The Era Where 'Bitcoin Determines Everything' Is Coming to an End
The article argues that the era where "Bitcoin decides everything" in the crypto market is ending. It posits a new dichotomy: **endogenous assets**, whose value is tied to crypto market cycles (like Bitcoin and traditional altcoins), and **exogenous assets**, which nominally belong to crypto but derive their value from independent, real-world demand and business fundamentals.
Examples of exogenous assets include:
* **Hyperliquid**: A hybrid, with growing activity in non-crypto perpetual contracts (HIP-3) and prediction markets (HIP-4).
* **Venice**: An AI inference service using tokens primarily as a marketing tool; its revenue comes from user payments, not crypto speculation.
* **Figure**: A fintech firm using blockchain to streamline lending; its core value is its credit business.
The rise of exogenous assets is significant because it enables true fundamental investing, based on quantifiable demand, sustainable revenue (e.g., Venice's subscriptions, stablecoin company acquisitions), and improved token value accrual mechanisms—factors absent in past cycles.
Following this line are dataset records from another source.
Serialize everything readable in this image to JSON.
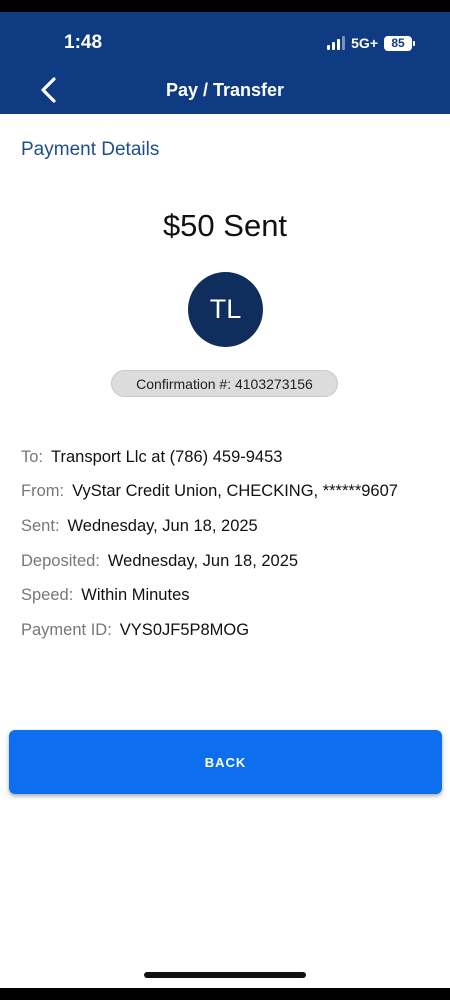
{
  "status_bar": {
    "time": "1:48",
    "network": "5G+",
    "battery": "85"
  },
  "header": {
    "title": "Pay / Transfer",
    "back_icon": "chevron-left-icon"
  },
  "section_title": "Payment Details",
  "amount_text": "$50 Sent",
  "recipient_initials": "TL",
  "confirmation": "Confirmation #: 4103273156",
  "details": [
    {
      "label": "To:",
      "value": "Transport Llc at (786) 459-9453"
    },
    {
      "label": "From:",
      "value": "VyStar Credit Union, CHECKING, ******9607"
    },
    {
      "label": "Sent:",
      "value": "Wednesday, Jun 18, 2025"
    },
    {
      "label": "Deposited:",
      "value": "Wednesday, Jun 18, 2025"
    },
    {
      "label": "Speed:",
      "value": "Within Minutes"
    },
    {
      "label": "Payment ID:",
      "value": "VYS0JF5P8MOG"
    }
  ],
  "back_button_label": "BACK",
  "colors": {
    "header_bg": "#0f3b82",
    "avatar_bg": "#0f2e5e",
    "button_bg": "#0d6ff0",
    "section_title": "#1f4f8a"
  }
}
Consequently, analyzing exogenous assets requires traditional business due diligence (assessing user base, unit economics, moats) rather than just tracking Bitcoin's price. The market driver is shifting from a single factor (BTC) to multiple factors.
Promising exogenous sectors highlighted include: on-chain exchanges/brokers, tokenization infrastructure, crypto+AI, privacy-focused digital banks, lending (institutional/private credit), stablecoin issuers, payment rails, non-financial crypto consumer products, and the agent economy.
Currently, investing via equity in related companies is often more viable than via tokens, as token mechanisms need further regulatory and industry development. The core trend, however, is clear: the crypto market's dynamics are becoming pluralistic and fundamentally driven.